Following the consummation of the merger in 2014, the plaintiffs sought rescissory damages in connection with the merger, claiming, among other things, that due to the defects in the reverse stock split and related transactions (including the conversion of the Series A preferred stock prior to the merger), the vote to authorize the merger had not been validly obtained. After the filing of the complaint, DWR's board and post-merger stockholder, acting pursuant to Section 204 of the DGCL, approved resolutions ratifying various defective acts and putative stock issuances relating to the reverse stock splits. Plaintiffs then stated their intent to challenge the ratification resolutions, precipitating DWR's counterclaim to validate the merger and related transactions under Section 205.
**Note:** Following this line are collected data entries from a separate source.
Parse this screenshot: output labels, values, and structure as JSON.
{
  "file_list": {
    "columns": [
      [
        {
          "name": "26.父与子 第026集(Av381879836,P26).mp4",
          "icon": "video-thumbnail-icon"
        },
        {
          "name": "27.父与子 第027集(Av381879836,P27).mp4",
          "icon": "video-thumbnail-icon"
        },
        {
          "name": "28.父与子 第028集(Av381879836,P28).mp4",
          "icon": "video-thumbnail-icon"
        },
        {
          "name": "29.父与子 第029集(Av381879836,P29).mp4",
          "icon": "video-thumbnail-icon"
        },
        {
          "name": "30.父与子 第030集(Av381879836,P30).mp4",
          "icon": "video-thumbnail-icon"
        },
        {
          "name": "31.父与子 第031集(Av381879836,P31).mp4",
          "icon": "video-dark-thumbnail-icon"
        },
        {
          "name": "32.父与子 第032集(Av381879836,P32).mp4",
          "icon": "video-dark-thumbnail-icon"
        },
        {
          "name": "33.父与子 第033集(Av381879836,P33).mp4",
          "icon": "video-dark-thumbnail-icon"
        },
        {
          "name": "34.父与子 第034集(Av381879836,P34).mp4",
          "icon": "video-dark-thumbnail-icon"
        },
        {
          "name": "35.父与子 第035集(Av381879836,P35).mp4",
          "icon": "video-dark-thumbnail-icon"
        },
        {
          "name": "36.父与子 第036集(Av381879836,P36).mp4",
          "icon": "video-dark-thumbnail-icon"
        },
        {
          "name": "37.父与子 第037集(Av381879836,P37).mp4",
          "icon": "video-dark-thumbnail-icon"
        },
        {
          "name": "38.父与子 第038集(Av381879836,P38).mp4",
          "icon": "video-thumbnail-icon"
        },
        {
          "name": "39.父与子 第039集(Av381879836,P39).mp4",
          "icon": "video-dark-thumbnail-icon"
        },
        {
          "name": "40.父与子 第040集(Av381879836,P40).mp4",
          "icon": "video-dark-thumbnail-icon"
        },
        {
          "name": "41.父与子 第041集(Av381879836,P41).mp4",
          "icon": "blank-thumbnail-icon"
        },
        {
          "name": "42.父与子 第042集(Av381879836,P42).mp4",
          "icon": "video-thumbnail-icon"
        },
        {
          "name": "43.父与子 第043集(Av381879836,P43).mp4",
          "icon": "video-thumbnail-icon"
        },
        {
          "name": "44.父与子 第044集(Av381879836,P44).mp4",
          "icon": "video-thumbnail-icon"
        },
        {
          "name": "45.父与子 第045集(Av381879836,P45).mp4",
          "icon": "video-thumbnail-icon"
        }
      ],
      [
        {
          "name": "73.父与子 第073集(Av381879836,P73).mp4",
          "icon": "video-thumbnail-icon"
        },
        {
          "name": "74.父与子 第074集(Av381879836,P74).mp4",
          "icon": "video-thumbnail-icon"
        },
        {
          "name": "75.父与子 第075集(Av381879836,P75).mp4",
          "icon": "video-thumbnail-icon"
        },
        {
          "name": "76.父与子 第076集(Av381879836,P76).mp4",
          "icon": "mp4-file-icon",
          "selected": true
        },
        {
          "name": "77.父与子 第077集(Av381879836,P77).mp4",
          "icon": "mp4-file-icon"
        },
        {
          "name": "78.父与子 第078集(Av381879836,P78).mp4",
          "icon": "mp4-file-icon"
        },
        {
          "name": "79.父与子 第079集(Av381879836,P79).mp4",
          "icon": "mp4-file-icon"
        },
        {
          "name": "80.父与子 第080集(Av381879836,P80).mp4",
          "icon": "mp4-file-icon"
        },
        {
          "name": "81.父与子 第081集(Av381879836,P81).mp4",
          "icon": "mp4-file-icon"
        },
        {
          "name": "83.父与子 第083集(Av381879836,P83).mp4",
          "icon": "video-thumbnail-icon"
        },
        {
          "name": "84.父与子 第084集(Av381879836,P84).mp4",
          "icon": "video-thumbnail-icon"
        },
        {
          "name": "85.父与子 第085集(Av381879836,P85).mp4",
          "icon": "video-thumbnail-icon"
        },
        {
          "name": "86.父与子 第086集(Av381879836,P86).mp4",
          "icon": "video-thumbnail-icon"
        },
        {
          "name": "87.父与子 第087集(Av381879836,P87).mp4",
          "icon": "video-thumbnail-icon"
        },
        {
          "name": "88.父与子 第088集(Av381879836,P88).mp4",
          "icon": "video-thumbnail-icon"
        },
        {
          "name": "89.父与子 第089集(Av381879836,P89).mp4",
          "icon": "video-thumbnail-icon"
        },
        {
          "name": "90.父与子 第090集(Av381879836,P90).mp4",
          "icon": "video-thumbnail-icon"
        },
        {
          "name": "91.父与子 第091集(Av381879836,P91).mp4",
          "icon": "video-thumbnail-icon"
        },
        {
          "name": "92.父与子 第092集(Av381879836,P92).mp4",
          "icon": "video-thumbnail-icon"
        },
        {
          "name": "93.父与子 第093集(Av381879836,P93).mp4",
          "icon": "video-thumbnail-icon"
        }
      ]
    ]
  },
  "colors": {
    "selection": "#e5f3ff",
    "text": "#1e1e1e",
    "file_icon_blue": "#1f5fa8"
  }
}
In a post-trial opinion, the court again reviewed each of the factors enumerated in Section 205(d), finding that each “weigh[ed] overwhelmingly in favor of judicial validation of the defective corporate acts” identified in the resolutions adopted pursuant to Section 204. The court found that the reverse split was originally approved with the belief that it complied with the relevant provisions of the DGCL and DWR's organizational documents, noting that if the alleged defect had not been corrected, it would have “gutted” the value of the Series A preferred stock, yielding an irrational result. The court also found that the parties treated the challenged acts as valid (without regard to the defect)—DWR had publicly disclosed them in press releases and with government agencies, and investors in both DWR and Herman Miller had publicly traded for years in reliance upon them being valid. Next, the court found that no party could be harmed by the ratification. While the validation would eliminate the plaintiffs' claim for damages, that particular harm was not cognizable under Section 205(d). To the contrary, the court found that Herman Miller and the former stockholders of DWR would be significantly harmed by any failure to validate the acts, as the plaintiffs were seeking damages on a theory that the merger by which Herman Miller had acquired DWR was void. Finally, the court held that “ratification is clearly the equitable outcome.” Among the factors the court considered was that the defendants, upon learning of the defects, took prompt action to correct them, whereas the plaintiffs were merely “seek[ing] an inequitable windfall for technical defects.” As a result, the court validated the merger and all of the related transactions previously ratified under Section 204 by DWR.

The Cirillo and Glenhill opinions demonstrate that the Court of Chancery, when considering challenges to technical defects in authorization, will hew closely to the factors in Section 205(d) in determining whether to validate the acts and, in appropriate cases, will use its power under the statute to avoid inequitable outcomes. In addition, the Glenhill opinion suggests that the court, in considering a defense based on Section 205, may look favorably upon the defendant's efforts to take advantage of the self-help measures available under Section 204 to ratify defective corporate acts.

John Mark Zeberkiewicz is a director, and Nathaniel Stuhlmiller is an associate, of Richards, Layton & Finger, in Wilmington, Delaware. Richards, Layton & Finger was involved in one of the opinions discussed in this article.